Morning everyone! How very typical of me to poke my nose around the door just as everyone else is leaving
but I've just read through the ENTIRE thread and am preparing myself to post a lot more next week.
The past couple of weeks have been pretty horrendous in terms of stress levels but I'm pleased to say I'm still wibbling along the bootcamp path - although slightly grumpy at not having lost anything much. I am enjoying the food and will stick with it.

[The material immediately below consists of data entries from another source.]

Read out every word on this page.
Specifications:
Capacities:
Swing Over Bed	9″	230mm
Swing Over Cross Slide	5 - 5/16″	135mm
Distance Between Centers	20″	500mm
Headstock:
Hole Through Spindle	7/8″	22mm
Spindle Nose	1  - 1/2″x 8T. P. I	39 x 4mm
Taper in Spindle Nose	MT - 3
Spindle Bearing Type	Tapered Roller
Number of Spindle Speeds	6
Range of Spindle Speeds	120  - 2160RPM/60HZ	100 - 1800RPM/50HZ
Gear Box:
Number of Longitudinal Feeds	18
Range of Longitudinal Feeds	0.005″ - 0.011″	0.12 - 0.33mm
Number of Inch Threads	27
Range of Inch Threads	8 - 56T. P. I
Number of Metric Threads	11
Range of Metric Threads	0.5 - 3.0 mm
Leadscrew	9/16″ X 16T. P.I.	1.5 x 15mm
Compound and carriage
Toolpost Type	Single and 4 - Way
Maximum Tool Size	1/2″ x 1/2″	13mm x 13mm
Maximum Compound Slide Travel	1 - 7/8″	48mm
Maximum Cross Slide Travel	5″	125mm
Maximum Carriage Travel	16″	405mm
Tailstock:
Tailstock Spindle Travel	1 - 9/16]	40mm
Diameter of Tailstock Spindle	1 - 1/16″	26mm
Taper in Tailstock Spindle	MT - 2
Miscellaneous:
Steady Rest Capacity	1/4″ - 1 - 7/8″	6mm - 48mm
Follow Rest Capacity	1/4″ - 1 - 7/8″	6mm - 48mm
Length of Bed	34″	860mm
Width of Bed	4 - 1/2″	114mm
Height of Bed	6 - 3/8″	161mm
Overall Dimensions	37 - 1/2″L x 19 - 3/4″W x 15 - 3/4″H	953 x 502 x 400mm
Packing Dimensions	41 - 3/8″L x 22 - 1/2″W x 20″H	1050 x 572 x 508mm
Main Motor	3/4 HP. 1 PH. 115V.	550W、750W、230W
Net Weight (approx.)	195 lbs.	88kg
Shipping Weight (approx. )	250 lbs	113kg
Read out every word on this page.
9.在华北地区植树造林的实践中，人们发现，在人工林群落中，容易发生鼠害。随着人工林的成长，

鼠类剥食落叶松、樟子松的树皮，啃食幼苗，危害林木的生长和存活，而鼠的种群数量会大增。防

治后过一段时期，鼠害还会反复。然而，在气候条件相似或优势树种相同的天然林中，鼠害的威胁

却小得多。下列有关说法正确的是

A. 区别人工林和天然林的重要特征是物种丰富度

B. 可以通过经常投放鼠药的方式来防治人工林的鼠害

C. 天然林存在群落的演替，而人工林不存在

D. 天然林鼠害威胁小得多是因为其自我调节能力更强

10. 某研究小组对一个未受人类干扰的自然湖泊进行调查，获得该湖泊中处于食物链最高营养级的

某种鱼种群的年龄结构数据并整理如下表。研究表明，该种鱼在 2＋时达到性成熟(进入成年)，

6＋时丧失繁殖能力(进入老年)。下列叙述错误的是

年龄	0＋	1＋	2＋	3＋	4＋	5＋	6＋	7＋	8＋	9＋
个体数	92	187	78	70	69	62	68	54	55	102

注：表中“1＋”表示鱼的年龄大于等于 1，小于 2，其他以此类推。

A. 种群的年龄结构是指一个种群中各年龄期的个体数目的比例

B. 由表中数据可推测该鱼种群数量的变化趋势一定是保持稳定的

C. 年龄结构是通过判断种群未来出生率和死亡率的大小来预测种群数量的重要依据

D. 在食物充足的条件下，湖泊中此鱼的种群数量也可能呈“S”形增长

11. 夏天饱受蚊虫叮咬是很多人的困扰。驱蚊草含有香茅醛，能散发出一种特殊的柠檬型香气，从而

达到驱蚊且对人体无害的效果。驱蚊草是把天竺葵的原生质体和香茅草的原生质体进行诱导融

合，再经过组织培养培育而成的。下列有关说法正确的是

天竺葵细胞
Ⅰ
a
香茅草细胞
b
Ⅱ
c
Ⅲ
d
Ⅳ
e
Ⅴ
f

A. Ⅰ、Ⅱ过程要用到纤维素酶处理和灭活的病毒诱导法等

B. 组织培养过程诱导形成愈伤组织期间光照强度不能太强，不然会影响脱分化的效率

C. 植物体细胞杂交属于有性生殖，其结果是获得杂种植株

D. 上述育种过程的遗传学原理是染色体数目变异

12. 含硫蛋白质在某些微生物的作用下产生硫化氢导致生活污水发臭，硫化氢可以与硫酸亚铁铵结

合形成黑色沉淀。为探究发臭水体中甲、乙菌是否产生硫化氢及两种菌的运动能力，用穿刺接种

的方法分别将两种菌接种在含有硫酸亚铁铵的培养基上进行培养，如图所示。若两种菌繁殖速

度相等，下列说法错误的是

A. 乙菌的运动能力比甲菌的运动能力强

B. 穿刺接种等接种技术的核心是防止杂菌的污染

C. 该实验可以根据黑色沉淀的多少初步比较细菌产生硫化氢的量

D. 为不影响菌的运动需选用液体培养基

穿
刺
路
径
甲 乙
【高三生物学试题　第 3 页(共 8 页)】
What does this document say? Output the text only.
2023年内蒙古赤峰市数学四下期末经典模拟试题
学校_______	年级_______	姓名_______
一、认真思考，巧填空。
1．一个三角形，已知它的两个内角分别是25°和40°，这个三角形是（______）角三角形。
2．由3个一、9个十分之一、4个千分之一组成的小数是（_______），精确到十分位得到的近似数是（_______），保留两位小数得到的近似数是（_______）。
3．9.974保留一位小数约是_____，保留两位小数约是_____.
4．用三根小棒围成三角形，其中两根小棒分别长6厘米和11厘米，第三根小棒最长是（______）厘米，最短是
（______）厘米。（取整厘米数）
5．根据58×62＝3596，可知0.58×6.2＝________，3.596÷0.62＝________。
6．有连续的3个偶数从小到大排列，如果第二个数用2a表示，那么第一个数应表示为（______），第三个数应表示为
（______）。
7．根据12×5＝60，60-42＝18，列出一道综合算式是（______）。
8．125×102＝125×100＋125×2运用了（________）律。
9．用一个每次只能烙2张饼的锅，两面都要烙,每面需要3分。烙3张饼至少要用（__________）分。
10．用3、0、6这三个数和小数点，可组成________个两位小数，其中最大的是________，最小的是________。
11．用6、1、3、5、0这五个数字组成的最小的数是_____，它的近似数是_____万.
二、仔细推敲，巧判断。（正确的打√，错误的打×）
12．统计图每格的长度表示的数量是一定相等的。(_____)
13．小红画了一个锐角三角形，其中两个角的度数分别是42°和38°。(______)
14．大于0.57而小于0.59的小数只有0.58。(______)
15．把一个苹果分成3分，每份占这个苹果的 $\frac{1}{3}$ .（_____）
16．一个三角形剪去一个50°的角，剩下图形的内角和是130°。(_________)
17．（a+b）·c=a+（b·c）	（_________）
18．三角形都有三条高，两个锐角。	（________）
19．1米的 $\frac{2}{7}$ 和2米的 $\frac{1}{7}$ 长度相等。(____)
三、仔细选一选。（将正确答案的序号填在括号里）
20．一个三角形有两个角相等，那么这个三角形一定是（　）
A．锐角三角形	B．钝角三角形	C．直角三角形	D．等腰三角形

Really interesting reading through everyone's posts on addiction issues, Crabby I identified a lot with what you wrote. My father is also an alcoholic (although he's not genetically related to me so if anything I think the pattern to repeat is due to socialisation rather than biology) and it's still weird to me that when I left home to go to university several millennia ago I was repulsed by the thought of excessive drinking, and yet here I am, whilst not an alcoholic (and as you say Crabby... my drinking is of the naice, middle-class variety) definitely NOT repulsed by it any longer. What I'm about to post might be considered enabling...
but I have recently switched to drinking vanilla vodka with sparkling water rather than wine, and find it a much more measured experience. No waking at 3am with an evil thirst, and no hangover. Having toddler twins, I had got into the habit some time ago of thinking I needed wine after they'd gone to bed as some sort of prize for having coped, but stopped that a few months ago because the stress of the divorce meant that 'one glass' was turning into 'one bottle' and I recognised that it was impacting on my ability to cope with everything.
Something else I thought I'd share, for those who might be interested in changing habits for the better, is an App I came across recently and have had great success in using. It is called Lift and it's deceptively simple - you just kind of 'check in' every time you complete something that you want to turn into a new habit, and works on the simple assumption that actions become habits just by dint of repetition and as said below, in 're-educating' our neural pathways.
Am looking forward to weigh in tomorrow after a sneak peak on the scales today. All I need to do now is STICK WITH IT!